Australia bukan satu-satunya negara besar yang kagum dengan kemampuan kelas Soryu.
"Menurut saluran berita India, pemerintahan Narendra Modi telah
mendekati Jepang terkait pembuatan enam kapal selam siluman," tulis
analis Zachary Keck di dalam
National Interest pada tanggal 29 Januari.
"New Delhi telah menyampaikan 'sebuah proposal' ke Tokyo agar
'mempertimbangkan kemungkinan' membuat kapal selam listrik diesel kelas
Soryu terbarunya di India," dilaporkan
Times of India pada tanggal 29 Januari.
"Project-75-India New Delhi untuk memperoleh enam kapal selam listrik diesel canggih akan bernilai lebih dari INR 50.000 crore [USD 8 miliar], dan kemungkinan lebih besar lagi," disinggung Keck.

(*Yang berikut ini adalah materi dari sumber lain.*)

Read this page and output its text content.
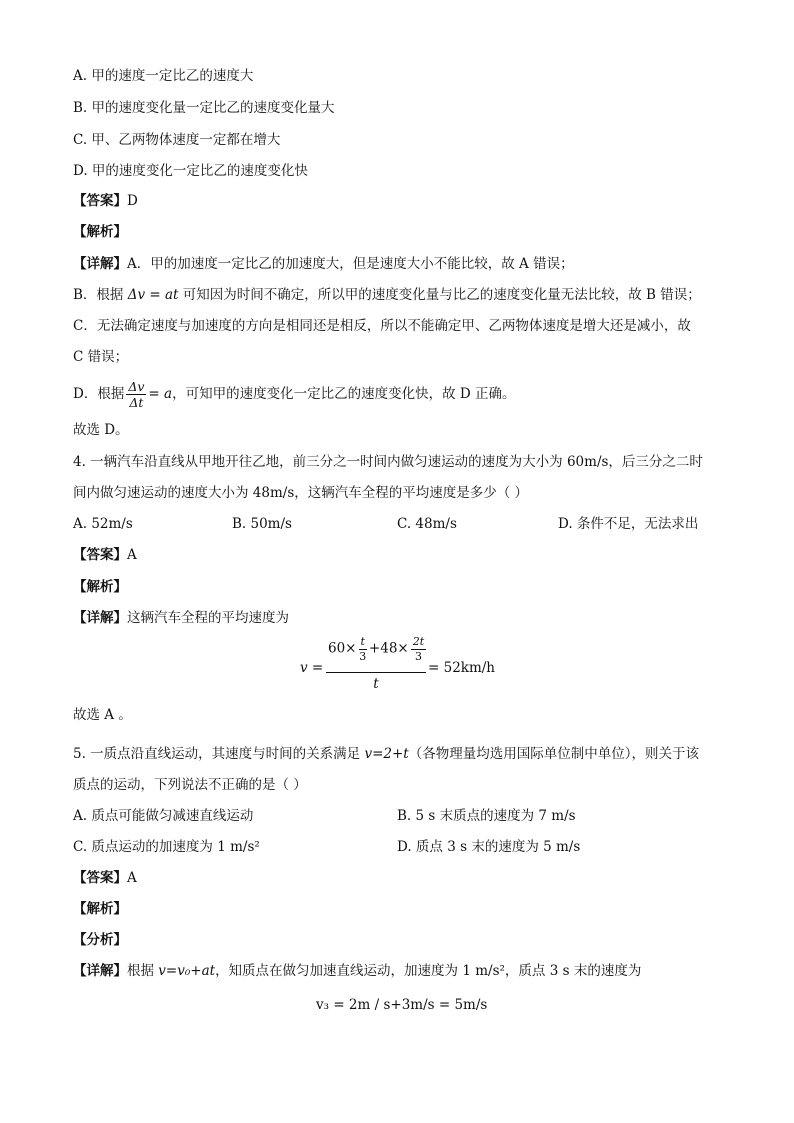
A. 甲的速度一定比乙的速度大
B. 甲的速度变化量一定比乙的速度变化量大
C. 甲、乙两物体速度一定都在增大
D. 甲的速度变化一定比乙的速度变化快
【答案】D
【解析】
【详解】A．甲的加速度一定比乙的加速度大，但是速度大小不能比较，故 A 错误；
B．根据 Δv = at 可知因为时间不确定，所以甲的速度变化量与比乙的速度变化量无法比较，故 B 错误；
C．无法确定速度与加速度的方向是相同还是相反，所以不能确定甲、乙两物体速度是增大还是减小，故
C 错误；
D．根据 $\frac{\Delta v}{\Delta t} = a$，可知甲的速度变化一定比乙的速度变化快，故 D 正确。
故选 D。
4. 一辆汽车沿直线从甲地开往乙地，前三分之一时间内做匀速运动的速度为大小为 60m/s，后三分之二时
间内做匀速运动的速度大小为 48m/s，这辆汽车全程的平均速度是多少（ ）
A. 52m/s	B. 50m/s	C. 48m/s	D. 条件不足，无法求出
【答案】A
【解析】
【详解】这辆汽车全程的平均速度为
v =
$60\times \frac{t}{3} +48\times \frac{2t}{3}$
t
= 52km/h
故选 A 。
5. 一质点沿直线运动，其速度与时间的关系满足 v=2+t（各物理量均选用国际单位制中单位），则关于该
质点的运动，下列说法不正确的是（ ）
A. 质点可能做匀减速直线运动	B. 5 s 末质点的速度为 7 m/s
C. 质点运动的加速度为 1 m/s²	D. 质点 3 s 末的速度为 5 m/s
【答案】A
【解析】
【分析】
【详解】根据 v=v₀+at，知质点在做匀加速直线运动，加速度为 1 m/s²，质点 3 s 末的速度为
v₃ = 2m / s+3m/s = 5m/s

Selain Jepang, "DCNS Prancis, HDW Jerman, Rosoboronexport Rusia, dan
Navantia Spanyol diharapkan bersaing untuk kontrak tersebut," tulis
Keck.
Amerika Serikat tidak ikut bersaing karena tidak membuat kapal selam bertenaga diesel.
Jepang mungkin bisa menikmati keuntungan dalam untuk kontrak tersebut, singgung Keck.
"Proposal India muncul pada masa ketika New Delhi dan Tokyo terus
memperkuat ikatan di bawah kepemimpinan Modi dan Shinzo Abe. Modi dan
Abe … dilihat menikmati hubungan dekat, yang dapat membantu peluang
Tokyo dalam persaingan," tulis Keck.
"Kelas Soryu membawa rancangan hidrodinamis berdasarkan kapal selam
kelas Oyashio. Soryu memiliki perpindahan massa lebih besar daripada
kelas kapal selam lainnya di dalam Angkatan Bela Diri [SDF] Maritim
Jepang," disinggung naval-technology.com. "Lambung kapal dibuat dari
baja tarik tinggi dan diberi lapisan nirgema untuk mengurangi pantulan
gelombang akustik. Bagian dalam kapal selam memiliki isolasi akustik
komponen-komponen besar. Kapal selam itu memiliki bidang kendali X
berbantu komputer. Rancangan ini menggabungkan sistem-sistem yang
sangat terautomasi."
Soryu dilengkapi dengan Tipe 89, "torpedo berpandu kabel dengan moda
pandu balik aktif dan pasif," disinggung situs web tersebut. Torpedo
ini "memiliki kecepatan maksimum 130 kmj [80 mpj] dan dapat menyerang
sasaran di dalam jarak 50 km [30 mil]. Torpedo ini dapat membawa hulu
ledak seberat 267 kg [587,4 pon]," menurut situs web tersebut.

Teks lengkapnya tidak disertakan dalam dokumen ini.